1. Le vendredi 4 février 2011 à , par Papageno :: site

Pas sûr qu'on ne joue que "les compositeurs qui sont en rupture ou très en avance sur leur temps". D'abord on joue tout le temps les passéistes (Bach, Brahms, Tchaïkowski, Rachmaninoff), ensuite, avec la distance, les oppositions comme Wagner vs Brahms ou encore Schönberg vs Strawinsky ont tendance à s'estomper.

Quant à Dubois, le peu que j'ai entendu de sa musique était de bonne facture, mais totalement dénué de personnalité et d'audace. Du Fauré avec la couleur fauréenne en moins. Mais il y a tellement de musique insipide qu'on nous sert à longueur d'année dans les programmes de concerts qu'on pourrait aussi bien programmer Dubois.

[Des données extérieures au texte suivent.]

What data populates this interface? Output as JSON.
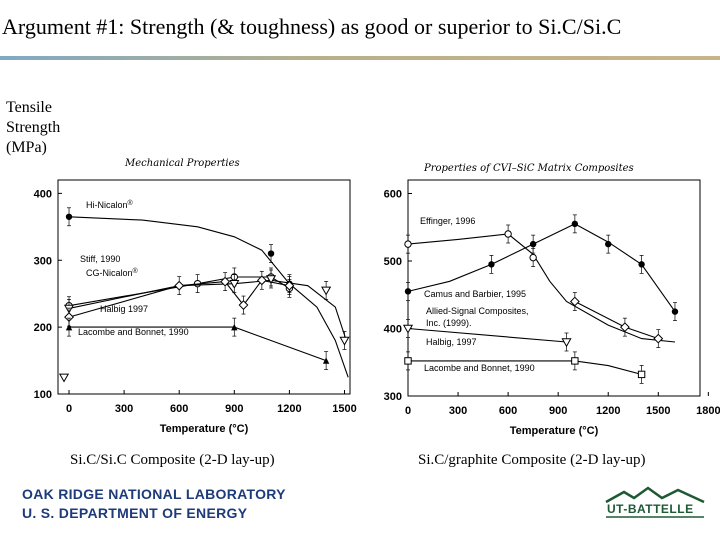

2. Le vendredi 4 février 2011 à , par DavidLeMarrec

On peut discuter de la notion de modernité en effet, ma formulation est sans doute contestable ; en revanche ce sont presque toujours des compositeurs qui apportent quelque chose de très personnel et d'assez nouveau. Par exemple, Brahms représente véritablement une nouveauté, même s'il le fait dans l'esprit d'une continuité : il suffit de comparer avec Raff pour voir ce qu'il apporte de nouveau depuis l'époque de Czerny, Mendelssohn et Schumann.
Je ne visais pas les positionnements des compositeurs à leur époque, mais ce que rétrospectivement ils marquent de singulier.

Néanmoins : Monteverdi, Lully, Bach, Mozart, Haydn, Beethoven, Chopin, Schumann, Verdi, Wagner, R. Strauss, Mahler, Debussy, Ravel, Stravinsky... sont tous des précurseurs de langages à venir, quoi qu'on pense par ailleurs de leurs musiques respectives. [Mais il n'y a de toute façon aucun imposteur dans cette liste.]
Effectivement, pour Tchaïkovsky, c'est un peu différent, il est pleinement de son époque pour son pays, et il y a même plus audacieux que lui. Et Rachmaninov, je le mets à part, l'un des rares compositeurs très célébrés dont je me dis qu'il prend peut-être la place de meilleur que lui, même si sa musique est d'excellente qualité. L'un des rares compositeurs imposés par le public sans doute plus que par les musiciens.

Les oeuvres insipides programmées à longueur d'années, je ne les vois d'ailleurs pas : la postérité néglige des compositeurs absolument majeurs (faute de place, ou pour de mauvaises raisons plus pratiques ou plus idéologiques), mais ceux qui sont au pinacle le sont quasiment tous avec raison...

Enfin, concernant Dubois, tout n'est pas immense (mais à peu près tout m'a paru très bon), je parlais d'une oeuvre précise qui m'a particulièrement frappé.
Non, ce n'est pas audacieux, jamais, c'est bien pour cela qu'on parle de musique académique. Mais tout simplement, c'est beau, intense, abouti... et même si ce peut paraître lisse, c'est tout à fait personnel, avec un vrai style.
Le fait que la maîtrise de son art lui permettre de produire d'aussi belles oeuvres, fussent-elles peu bouleversantes pour l'histoire de la musique (et ça, c'est certain !), ça suffit amplement à m'enchanter. :-)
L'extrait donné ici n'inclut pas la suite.